Justify wasn’t Bob Baffert’s only winner Saturday. He teamed up with jockey Mike Smith and owner the China Horse Club to win the $750,000 Ogden Phipps Stakes for fillies and mares going 1 1/16 miles. Abel Tasman, winner of last year’s Kentucky Oaks, made a powerful move on the backstretch and swept to a 7 ½-length win.
“She gets away slow and then she makes that big middle move,” Smith said. “Sometimes it’s better to let her do it, if they’re going slow. If they’re going fast and she does it, that’s when I’ve gotten myself in trouble and that’s happened before.”
Last year Baffert didn’t have a horse in the Belmont Stakes, but he and Smith teamed up to win all four of the stakes they entered. One of them was Abel Tasman, who won the Acorn Stakes, joining West Coast, American Anthem and Mor Spirit in the winner’s circle that day.
“Last year she was part of the Belmont tour de force,” Baffert said. “It’s good to see these great mares back. She’s a champion and you want to see a champion run like that.”
Baffert’s other winner on Saturday was Hoppertunity, winning the $400,000 Brooklyn Invitational for older horses going 1 ½ miles. Under Flavien Prat, he entered the stretch in third and then bulled his way past the leaders to win by 2 ¼ lengths.
Hoppertunity is 7 years old and has earned more than $4.6 million.
“He’s like the forgotten horse,” Baffert said. “The stallion farms aren’t calling looking to buy him even though he’s made all that money, so we’re just having fun with him.”
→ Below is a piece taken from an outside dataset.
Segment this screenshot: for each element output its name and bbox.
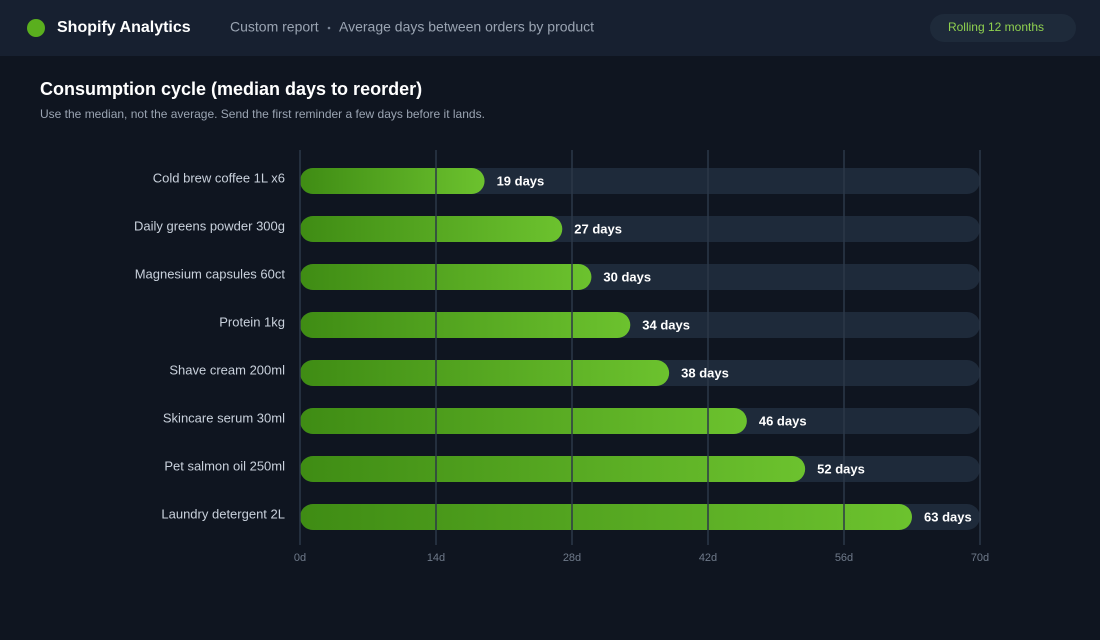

Bolt d’Oro ran a disappointing last of 11 horses in the $1.2-million Metropolitan. He broke alertly and flirted with the lead through the opening half of the mile race, but he could never seem to get any momentum around the long turn and started to back up in the stretch. Jockey Florent Geroux did not push the Mick Ruis-trained colt through the stretch.
The race was won by Bee Jersey, who just got a nose down in front of Mind Your Biscuits. Bee Jersey paid $8.50 to win.
Bolt d’Oro had an exceptional year in 2017, winning the Del Mar Futurity and FrontRunner Stakes. He got a wide trip in the Breeders’ Cup Juvenile and by some accounts, should have been awarded horse of the year based on his previous races. But Good Magic got the 2-year-old Eclipse.
Off a long layoff, he finished second in the San Felipe Stakes and was moved to first when McKinzie was disqualified. He then ran second to Justify in the Santa Anita Derby and finished 12th in the Kentucky Derby.